The three men, left together with cigars and whisky and a good fire, settled themselves for a symposium suchas they had enjoyed a thousand times before. As Lyddon looked at the two young men before him, a sense of impending disaster suddenly overwhelmed him. The thought of a break in this family, so passionately attached to each other, so much in sympathy, was poignant to him. Strangely enough he felt and saw that in this case the tie of brotherhood would stand a greater strain than that even of fatherhood or motherhood. Richard Tremaine had a largeness of mind which was totally unknown to Colonel Tremaine, and Mrs. Tremaine never pretended to think; she only felt. The talk inevitably drifted toward the state of public affairs. Richard Tremaine was the only man in the whole county so far as Lyddon knew who had any just appreciation of the magnitude of the coming conflict. Richard coolly reckoned upon the war lasting until one side or the other was exhausted—the North in money, the South in men. Neville naturally looked at it with the eye of a military man. There all was chaos. Neville was too good a student of military history to underrate the strength of five million homogeneous people fighting upon their own ground. He had observed that the North had the same undervaluation of the fighting strength of the South which the South unquestionably had of the North. He spoke of this. “Those dangerous delusions,” he said, “will soon pass away on both sides, then will come a struggle the like of which has not often been seen. If the United States had a trained army of two or three hundred thousand men to start with, the result could be better predicated. As it is, great multitudes of men on both sides will have to be trained to be soldiers and the real fighting won’t begin until that is done.” This wascontroverted by Richard, who believed that the Southern armies would need far less training than the Northern, and that the first successes of the South would be so brilliant as to stagger the North and incline it for peace. Lyddon listened, occasionally interjecting a word. The discussion, earnest but not bitter, lasted until near midnight, when Richard, rising, said to Neville:

“Come along, old boy, you must have some sleep before starting.” The two went off, their arms around each other’s necks as Lyddon had often seen them in their boyhood, and passed into their little low-ceiled rooms next the study.

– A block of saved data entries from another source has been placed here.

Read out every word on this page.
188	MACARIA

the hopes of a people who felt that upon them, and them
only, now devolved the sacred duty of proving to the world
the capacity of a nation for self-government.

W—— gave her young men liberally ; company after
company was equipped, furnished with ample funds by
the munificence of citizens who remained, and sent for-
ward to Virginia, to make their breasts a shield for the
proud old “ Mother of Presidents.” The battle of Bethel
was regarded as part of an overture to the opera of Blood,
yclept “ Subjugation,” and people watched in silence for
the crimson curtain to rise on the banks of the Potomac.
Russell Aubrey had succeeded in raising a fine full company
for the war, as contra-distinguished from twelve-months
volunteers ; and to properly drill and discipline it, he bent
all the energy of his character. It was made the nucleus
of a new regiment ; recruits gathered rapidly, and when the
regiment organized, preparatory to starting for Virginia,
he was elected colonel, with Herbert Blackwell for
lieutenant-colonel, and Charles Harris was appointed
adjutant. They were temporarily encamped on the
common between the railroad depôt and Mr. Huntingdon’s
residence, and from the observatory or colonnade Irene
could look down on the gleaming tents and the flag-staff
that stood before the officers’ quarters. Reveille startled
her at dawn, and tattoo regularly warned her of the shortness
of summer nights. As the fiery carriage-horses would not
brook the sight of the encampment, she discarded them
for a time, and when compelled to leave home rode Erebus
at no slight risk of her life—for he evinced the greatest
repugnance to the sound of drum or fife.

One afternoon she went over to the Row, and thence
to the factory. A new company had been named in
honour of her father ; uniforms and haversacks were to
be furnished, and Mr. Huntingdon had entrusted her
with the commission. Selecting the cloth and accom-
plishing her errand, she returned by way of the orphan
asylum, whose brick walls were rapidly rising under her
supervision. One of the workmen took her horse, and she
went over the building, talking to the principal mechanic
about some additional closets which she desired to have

As Lyddon followed them to his own room, he heard Neville rousing Peter, who lay asleep on the hearth rug before Richard’s fire. One of the continuing marvels to Lyddon was this universal practice of the negroes making the fire at night in the bedrooms and then lying down and going to sleep on the hearth rug. None of them so far as Lyddon knew had yet been burnt up, but why any of them had escaped, he never could understand.

Next morning in the ghostly dawning hour, Neville Tremaine left his father’s roof. His farewell to his mother and her last blessing had been given him in her bedroom. Angela met him on the landing of the stair and gave him a shy parting kiss. They went down together into the hall where Colonel Tremaine, Lyddon, Richard, and Archie and a crowd of servants waited to tell him good-by. The farewells were hurried, as there was no time to spare. Neville said little, but under his self-control he was inwardly agitated. When he was in the act of stepping into the trap, Richard holding in twoimpatient horses, Neville turned back to grasp his father’s hand once more. At the same moment an old, blind hound came up to Neville and putting a humble, deprecating paw upon Neville’s knee, licked his hand, whining mournfully meanwhile. It seemed to Neville a sad portent.

“Good-by, father,” he said. “If you should never shake hands with me again, remember if I haven’t been as good a son as I should be, no son ever loved a father and mother better than I loved you and my mother.”

Colonel Tremaine, holding Neville’s hand, grew a little pale; some premonition of Neville’s meaning flashed upon him. He could only say brokenly: “You have ever been the best of sons to us.” And the next moment Neville was gone.